17 Tante Dimity und die Dorfhexe Dorfhexe (Aunt Dimity and the Village Witch)
» Ist Daffodil Ihr richtiger Vorname, oder haben Sie ihn informell angenommen?«
» Ich bin ein Kind der Sonne und der Erde«, antwortete Daffodil, » und wurde vom Regen getauft.« Sie sah Willis senior mit theatralischem Augenaufschlag an. » Mein spiritueller Führer hat mir gesagt, dass ich Mutter Mae hier finden würde. Seien Sie so nett und gehen Sie sie holen, ja? Ihre Kinder sehnen sich nach ihrer Weisheit.«
» Ihr spiritueller Führer ist offenbar schlecht unterrichtet, Ms Deeproots«, sagte Willis senior. » Ich kenne Mae Bowen nicht, noch weiß ich, wo sie wohnt.
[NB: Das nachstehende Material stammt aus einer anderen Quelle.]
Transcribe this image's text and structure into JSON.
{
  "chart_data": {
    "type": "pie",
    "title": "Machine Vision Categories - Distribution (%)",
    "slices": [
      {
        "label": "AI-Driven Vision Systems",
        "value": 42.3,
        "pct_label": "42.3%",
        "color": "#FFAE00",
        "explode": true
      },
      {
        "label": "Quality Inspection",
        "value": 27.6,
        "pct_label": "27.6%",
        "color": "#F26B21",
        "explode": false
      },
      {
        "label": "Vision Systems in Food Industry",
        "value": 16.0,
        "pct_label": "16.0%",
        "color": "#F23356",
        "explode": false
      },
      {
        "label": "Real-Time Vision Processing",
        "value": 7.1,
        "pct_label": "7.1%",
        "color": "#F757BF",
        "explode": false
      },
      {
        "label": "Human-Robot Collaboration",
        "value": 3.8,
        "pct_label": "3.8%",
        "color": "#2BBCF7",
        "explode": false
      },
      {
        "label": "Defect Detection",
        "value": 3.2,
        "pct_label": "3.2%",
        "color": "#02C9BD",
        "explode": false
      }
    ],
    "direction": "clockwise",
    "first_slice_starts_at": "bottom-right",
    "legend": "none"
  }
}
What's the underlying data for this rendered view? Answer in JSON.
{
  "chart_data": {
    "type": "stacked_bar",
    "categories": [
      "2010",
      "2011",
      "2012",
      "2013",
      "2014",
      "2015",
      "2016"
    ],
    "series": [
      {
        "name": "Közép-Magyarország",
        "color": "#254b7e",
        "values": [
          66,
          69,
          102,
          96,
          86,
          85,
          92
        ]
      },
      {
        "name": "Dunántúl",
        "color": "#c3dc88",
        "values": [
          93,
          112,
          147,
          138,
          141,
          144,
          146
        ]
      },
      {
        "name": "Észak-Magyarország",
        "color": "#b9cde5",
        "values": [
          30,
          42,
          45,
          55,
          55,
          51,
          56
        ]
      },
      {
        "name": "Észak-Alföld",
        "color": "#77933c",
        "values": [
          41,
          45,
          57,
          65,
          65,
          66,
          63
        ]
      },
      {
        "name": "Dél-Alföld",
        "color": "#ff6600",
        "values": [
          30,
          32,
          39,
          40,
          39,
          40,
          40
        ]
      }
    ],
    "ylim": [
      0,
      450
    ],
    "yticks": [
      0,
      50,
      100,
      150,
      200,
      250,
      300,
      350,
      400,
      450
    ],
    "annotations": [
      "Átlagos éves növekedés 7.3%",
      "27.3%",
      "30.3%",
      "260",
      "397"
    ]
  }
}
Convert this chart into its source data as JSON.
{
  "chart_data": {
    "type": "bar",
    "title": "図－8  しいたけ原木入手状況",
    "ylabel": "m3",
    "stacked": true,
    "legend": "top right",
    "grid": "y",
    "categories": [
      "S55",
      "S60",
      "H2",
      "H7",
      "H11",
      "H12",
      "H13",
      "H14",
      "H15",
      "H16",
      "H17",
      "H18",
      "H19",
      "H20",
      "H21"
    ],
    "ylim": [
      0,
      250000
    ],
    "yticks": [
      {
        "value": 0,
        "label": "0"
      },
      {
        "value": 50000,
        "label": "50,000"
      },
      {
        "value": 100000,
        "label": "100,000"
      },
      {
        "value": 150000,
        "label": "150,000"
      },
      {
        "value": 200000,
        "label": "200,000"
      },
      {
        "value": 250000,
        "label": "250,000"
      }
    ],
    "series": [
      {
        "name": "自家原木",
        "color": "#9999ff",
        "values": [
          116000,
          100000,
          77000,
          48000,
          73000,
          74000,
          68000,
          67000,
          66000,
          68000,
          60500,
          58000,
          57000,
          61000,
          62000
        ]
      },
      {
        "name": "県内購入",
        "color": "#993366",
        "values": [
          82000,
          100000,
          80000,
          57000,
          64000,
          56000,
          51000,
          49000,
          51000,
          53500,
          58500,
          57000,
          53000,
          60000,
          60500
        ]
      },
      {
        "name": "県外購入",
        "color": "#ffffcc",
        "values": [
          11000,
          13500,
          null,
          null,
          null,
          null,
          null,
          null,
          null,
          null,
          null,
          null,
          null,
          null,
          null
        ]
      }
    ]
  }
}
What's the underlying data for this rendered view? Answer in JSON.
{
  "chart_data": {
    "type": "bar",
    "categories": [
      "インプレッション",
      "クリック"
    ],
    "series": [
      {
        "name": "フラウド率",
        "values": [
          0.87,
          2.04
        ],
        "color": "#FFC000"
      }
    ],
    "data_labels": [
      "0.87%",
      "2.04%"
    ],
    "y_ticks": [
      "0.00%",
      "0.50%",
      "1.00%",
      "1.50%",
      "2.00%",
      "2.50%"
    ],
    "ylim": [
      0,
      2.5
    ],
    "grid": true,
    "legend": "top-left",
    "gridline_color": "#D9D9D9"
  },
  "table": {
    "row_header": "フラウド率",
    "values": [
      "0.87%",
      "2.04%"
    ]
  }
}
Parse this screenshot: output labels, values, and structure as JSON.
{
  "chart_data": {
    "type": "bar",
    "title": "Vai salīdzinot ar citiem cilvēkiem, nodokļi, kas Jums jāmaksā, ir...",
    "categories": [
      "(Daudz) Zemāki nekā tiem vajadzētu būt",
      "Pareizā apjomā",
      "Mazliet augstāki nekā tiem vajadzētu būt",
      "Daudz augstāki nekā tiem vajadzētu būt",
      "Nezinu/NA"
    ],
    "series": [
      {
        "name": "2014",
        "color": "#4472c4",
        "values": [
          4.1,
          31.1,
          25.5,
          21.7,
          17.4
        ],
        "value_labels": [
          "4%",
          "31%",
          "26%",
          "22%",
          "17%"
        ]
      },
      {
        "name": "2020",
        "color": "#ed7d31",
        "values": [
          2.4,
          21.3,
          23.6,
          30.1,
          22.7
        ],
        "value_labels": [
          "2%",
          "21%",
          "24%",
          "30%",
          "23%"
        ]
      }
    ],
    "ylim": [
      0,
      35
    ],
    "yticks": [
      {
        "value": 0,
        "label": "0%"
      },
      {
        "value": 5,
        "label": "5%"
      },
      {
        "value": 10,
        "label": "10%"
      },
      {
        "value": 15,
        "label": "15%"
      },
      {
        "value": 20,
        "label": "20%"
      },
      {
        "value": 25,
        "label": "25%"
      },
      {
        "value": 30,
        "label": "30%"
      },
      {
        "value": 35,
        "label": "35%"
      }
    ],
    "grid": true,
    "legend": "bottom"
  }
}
Aber ich kenne Constable Huntzicker, und ich würde Ihnen und Ihren Begleitern dringend raten, Finch zu verlassen, bevor er eintrifft. Ich habe gehört, was meine Nachbarn Ihnen und Ihren Freunden vorzuwerfen haben, und kann Ihnen versichern, dass der Constable mit Fahrern von schlecht gewarteten Fahrzeugen nicht glimpflich verfährt. Ebenso wenig wie mit solchen, die Parkvorschriften missachten, illegale Substanzen konsumieren, öffentliche Aushänge ohne vorherige Genehmigung machen, anstößige Literatur verbreiten und unter falschem Namen auftreten. Guten Tag, Ms Deeproots«, sagte er freundlich und machte die Tür vor ihrer Nase zu.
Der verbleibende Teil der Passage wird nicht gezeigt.